"Good morning, calon ibu dari anak-anakku nanti!"
Arka, laki-laki itu duduk di samping Adira yang tengah membaca novel di perpustakaan sekolah. Sepertinya, gadis itu memang sengaja berangkat lebih pagi agar bisa pergi ke perpustakaan terlebih dahulu.
"Ya ampun, tatapannya gitu amat. Bercanda, Ra. Serius banget, lama-lama gue seriusin tau rasa lo hehe," goda Arka. Laki-laki itu menatap wajah Adira yang sama sekali tidak terdapat raut bahagia. Yang ada hanyalah sebuah kekosongan.
Oh ya, Arka melupakan sesuatu. Dunianya Adira sedang tidak baik-baik saja. Erland sedang terbaring koma. Mungkin itulah yang menjadi alasan kenapa Adira seperti tidak memiliki semangat untuk menjalani hari-harinya.
"Kenapa diem aja sih, Ra? Gue dicuekin nih?" Arka menampakkan wajah memelas membuat fokus Adira tertuju padanya.
Gadis itu meletakkan novel yang tadi ia baca.
"Pagi juga Arka. Udah, kan?""Hehe, kepaksa gitu. Tapi nggak papa deh.
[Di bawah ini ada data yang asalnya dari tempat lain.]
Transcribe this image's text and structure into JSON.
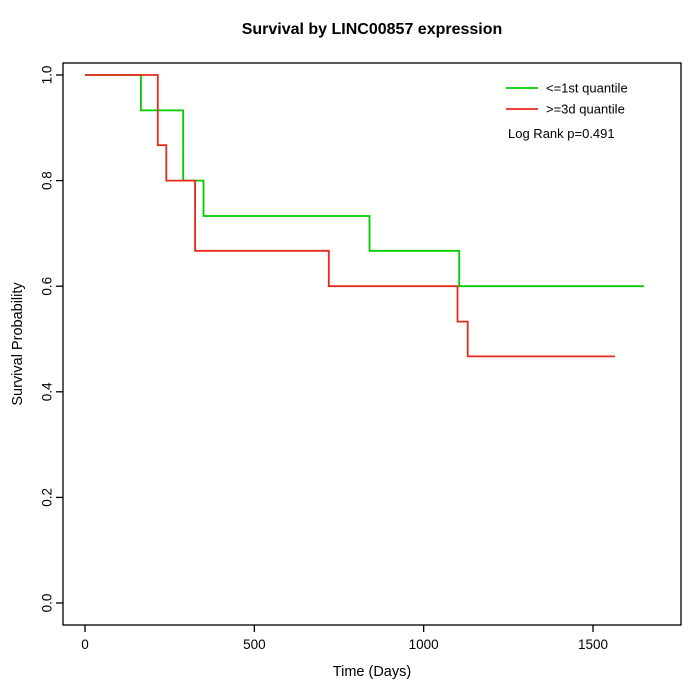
{
  "title": "Survival by LINC00857 expression",
  "chart_data": {
    "type": "line",
    "subtype": "kaplan-meier-step",
    "title": "Survival by LINC00857 expression",
    "xlabel": "Time (Days)",
    "ylabel": "Survival Probability",
    "xlim": [
      0,
      1750
    ],
    "ylim": [
      0.0,
      1.0
    ],
    "grid": false,
    "legend_position": "top-right-inside",
    "x_ticks": [
      0,
      500,
      1000,
      1500
    ],
    "x_tick_labels": [
      "0",
      "500",
      "1000",
      "1500"
    ],
    "y_ticks": [
      0.0,
      0.2,
      0.4,
      0.6,
      0.8,
      1.0
    ],
    "y_tick_labels": [
      "0.0",
      "0.2",
      "0.4",
      "0.6",
      "0.8",
      "1.0"
    ],
    "annotation": "Log Rank p=0.491",
    "series": [
      {
        "name": "<=1st quantile",
        "color": "#00CC00",
        "steps": [
          [
            0,
            1.0
          ],
          [
            165,
            0.933
          ],
          [
            290,
            0.8
          ],
          [
            350,
            0.733
          ],
          [
            840,
            0.667
          ],
          [
            1105,
            0.6
          ],
          [
            1650,
            0.6
          ]
        ]
      },
      {
        "name": ">=3d quantile",
        "color": "#E8291C",
        "steps": [
          [
            0,
            1.0
          ],
          [
            215,
            0.867
          ],
          [
            240,
            0.8
          ],
          [
            325,
            0.667
          ],
          [
            720,
            0.6
          ],
          [
            1100,
            0.533
          ],
          [
            1130,
            0.467
          ],
          [
            1565,
            0.467
          ]
        ]
      }
    ]
  },
  "colors": {
    "axis": "#000000",
    "background": "#FFFFFF"
  }
}
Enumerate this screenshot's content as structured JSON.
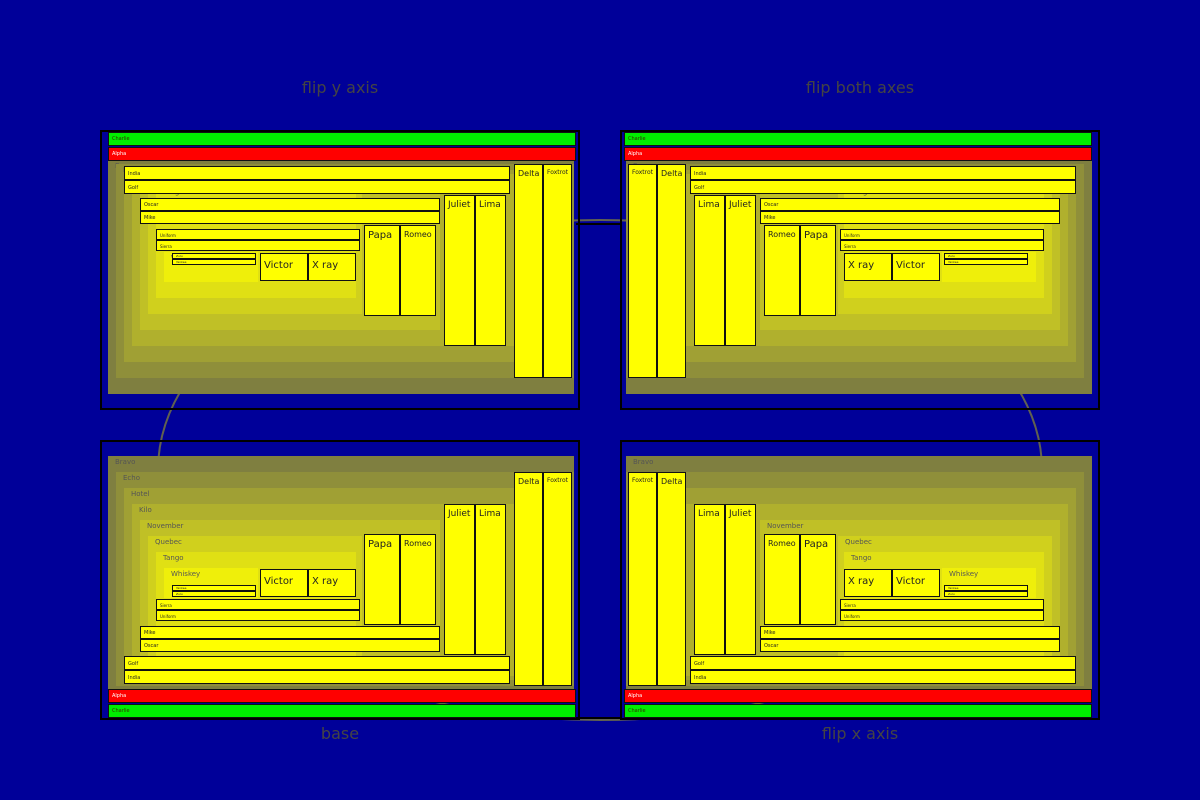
{
  "titles": {
    "top_left": "flip y axis",
    "top_right": "flip both axes",
    "bottom_left": "base",
    "bottom_right": "flip x axis"
  },
  "colors": {
    "background": "#000099",
    "leaf": "#ffff00",
    "alpha": "#ff0000",
    "charlie": "#00ee00",
    "bravo": "#7f7f40",
    "frame": "#000000"
  },
  "panels": [
    {
      "id": "top_left",
      "title_key": "top_left",
      "flip_x": false,
      "flip_y": true
    },
    {
      "id": "top_right",
      "title_key": "top_right",
      "flip_x": true,
      "flip_y": true
    },
    {
      "id": "bottom_left",
      "title_key": "bottom_left",
      "flip_x": false,
      "flip_y": false
    },
    {
      "id": "bottom_right",
      "title_key": "bottom_right",
      "flip_x": true,
      "flip_y": false
    }
  ],
  "labels": {
    "alpha": "Alpha",
    "bravo": "Bravo",
    "charlie": "Charlie",
    "delta": "Delta",
    "echo": "Echo",
    "foxtrot": "Foxtrot",
    "golf": "Golf",
    "hotel": "Hotel",
    "india": "India",
    "juliet": "Juliet",
    "kilo": "Kilo",
    "lima": "Lima",
    "mike": "Mike",
    "november": "November",
    "oscar": "Oscar",
    "papa": "Papa",
    "quebec": "Quebec",
    "romeo": "Romeo",
    "sierra": "Sierra",
    "tango": "Tango",
    "uniform": "Uniform",
    "victor": "Victor",
    "whiskey": "Whiskey",
    "xray": "X ray",
    "yankee": "Yankee",
    "zulu": "Zulu"
  }
}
Btw, lo udah sarapan belum?" tanya Arka.
"Udah," jawab gadis itu singkat.
Arka mendekati posisi Adira, menatap dalam manik mata hitam legam mencari titik kebohongan di mata indah itu. "Gue menemukan kebohongan di mata lo. Lo belum sarapan, kan? Bohong dosa loh, Ra."
"Gue nggak bohong." Adira memalingkan wajahnya.
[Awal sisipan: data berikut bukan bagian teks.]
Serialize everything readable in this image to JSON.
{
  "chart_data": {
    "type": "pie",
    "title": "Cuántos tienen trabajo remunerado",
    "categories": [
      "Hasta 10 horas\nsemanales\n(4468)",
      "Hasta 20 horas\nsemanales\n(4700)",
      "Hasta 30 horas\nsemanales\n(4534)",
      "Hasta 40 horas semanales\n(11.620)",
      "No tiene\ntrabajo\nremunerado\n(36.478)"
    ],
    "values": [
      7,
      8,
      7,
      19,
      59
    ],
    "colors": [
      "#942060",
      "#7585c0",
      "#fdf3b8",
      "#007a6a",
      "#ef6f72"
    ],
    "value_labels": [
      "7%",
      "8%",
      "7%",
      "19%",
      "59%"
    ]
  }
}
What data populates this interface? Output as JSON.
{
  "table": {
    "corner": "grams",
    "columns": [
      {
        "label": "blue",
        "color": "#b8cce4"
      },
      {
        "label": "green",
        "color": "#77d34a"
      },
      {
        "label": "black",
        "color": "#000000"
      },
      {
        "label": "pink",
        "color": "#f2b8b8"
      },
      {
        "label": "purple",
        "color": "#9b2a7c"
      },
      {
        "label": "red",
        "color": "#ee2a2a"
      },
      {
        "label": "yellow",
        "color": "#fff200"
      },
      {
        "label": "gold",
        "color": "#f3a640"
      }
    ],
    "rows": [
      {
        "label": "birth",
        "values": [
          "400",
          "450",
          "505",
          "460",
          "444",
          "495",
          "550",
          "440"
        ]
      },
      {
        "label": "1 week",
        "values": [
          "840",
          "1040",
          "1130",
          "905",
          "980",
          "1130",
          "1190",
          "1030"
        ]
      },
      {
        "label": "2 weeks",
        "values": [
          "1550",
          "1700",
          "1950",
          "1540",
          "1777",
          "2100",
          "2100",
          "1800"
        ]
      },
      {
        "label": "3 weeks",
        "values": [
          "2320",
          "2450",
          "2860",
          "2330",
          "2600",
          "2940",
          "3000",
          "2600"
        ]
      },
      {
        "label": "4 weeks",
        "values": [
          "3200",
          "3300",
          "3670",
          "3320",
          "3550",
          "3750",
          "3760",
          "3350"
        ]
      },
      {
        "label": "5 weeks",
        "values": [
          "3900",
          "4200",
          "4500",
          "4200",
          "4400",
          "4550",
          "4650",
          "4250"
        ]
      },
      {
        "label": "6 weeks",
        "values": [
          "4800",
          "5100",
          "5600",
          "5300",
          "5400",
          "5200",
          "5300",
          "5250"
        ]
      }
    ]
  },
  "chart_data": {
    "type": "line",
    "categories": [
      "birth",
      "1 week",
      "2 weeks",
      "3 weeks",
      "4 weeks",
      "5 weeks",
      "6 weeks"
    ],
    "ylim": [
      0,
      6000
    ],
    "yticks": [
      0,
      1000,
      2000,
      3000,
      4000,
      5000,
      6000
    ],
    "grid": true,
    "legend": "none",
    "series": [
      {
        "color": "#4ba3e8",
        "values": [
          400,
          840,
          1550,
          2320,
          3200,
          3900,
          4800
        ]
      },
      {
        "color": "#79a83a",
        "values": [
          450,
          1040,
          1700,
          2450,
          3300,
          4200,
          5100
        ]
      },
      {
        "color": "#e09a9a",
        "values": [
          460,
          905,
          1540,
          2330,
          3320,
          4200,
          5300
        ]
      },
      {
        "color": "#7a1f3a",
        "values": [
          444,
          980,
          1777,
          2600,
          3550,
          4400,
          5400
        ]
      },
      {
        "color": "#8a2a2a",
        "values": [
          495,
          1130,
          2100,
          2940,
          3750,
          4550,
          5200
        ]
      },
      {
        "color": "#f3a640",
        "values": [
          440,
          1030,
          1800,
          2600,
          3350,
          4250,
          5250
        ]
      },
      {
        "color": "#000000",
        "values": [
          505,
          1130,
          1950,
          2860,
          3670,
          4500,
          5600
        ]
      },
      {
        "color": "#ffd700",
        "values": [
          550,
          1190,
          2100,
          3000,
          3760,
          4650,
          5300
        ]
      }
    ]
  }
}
"Yakin? Berarti tante Lastri sama bang Andra yang bohong?"
Adira menatap Arka dengan kening yang berkerut heran.
"Iya, soalnya mereka bilang lo belum sarapan. Mereka minta tolong ke gue temenin lo sarapan di sekolah. Yuk, sarapan!" ajak Arka.
"Nggak mau," tolak Adira.
"Kenapa?"
"Gue nggak mood makan."
"Kalo lo sarapan sama gue, percaya deh pasti lo makan banyak nanti," ujar Arka dengan tingkat kepercayaan diri yang tinggi.
"Kok bisa gitu?"
"Ya bisa lah, gue kan Arka. Apa sih yang Arka nggak bisa? Apalagi buat Adira."
Arka tersenyum menggoda Adira sehingga membuat gadis itu tersenyum malu-malu. Wajahnya yang sedari tadi muram kini terlihat lebih cerah. Tercipta senyuman di bibir Adira walaupun sangat tipis, itu sudah membuat Arka menghela nafas lega.
"Muka lo merah kaya kepiting rebus. Gemes, pengen gue milikin tapi nggak akan bisa, ya?"
"Ka--"
"Udah ayok sarapan, nanti keburu masuk."
°°°
"Makan yang banyak, Ra. Jangan banyak ngelamun nanti makanannya nangis," tutur Arka.
Arka menatap Adira yang sedari tadi hanya mengaduk-aduk sepiring nasi goreng tanpa berniat untuk memakannya. Arka berdecak kesal karena gadis itu tetap saja melamun tanpa memperdulikan ucapannya.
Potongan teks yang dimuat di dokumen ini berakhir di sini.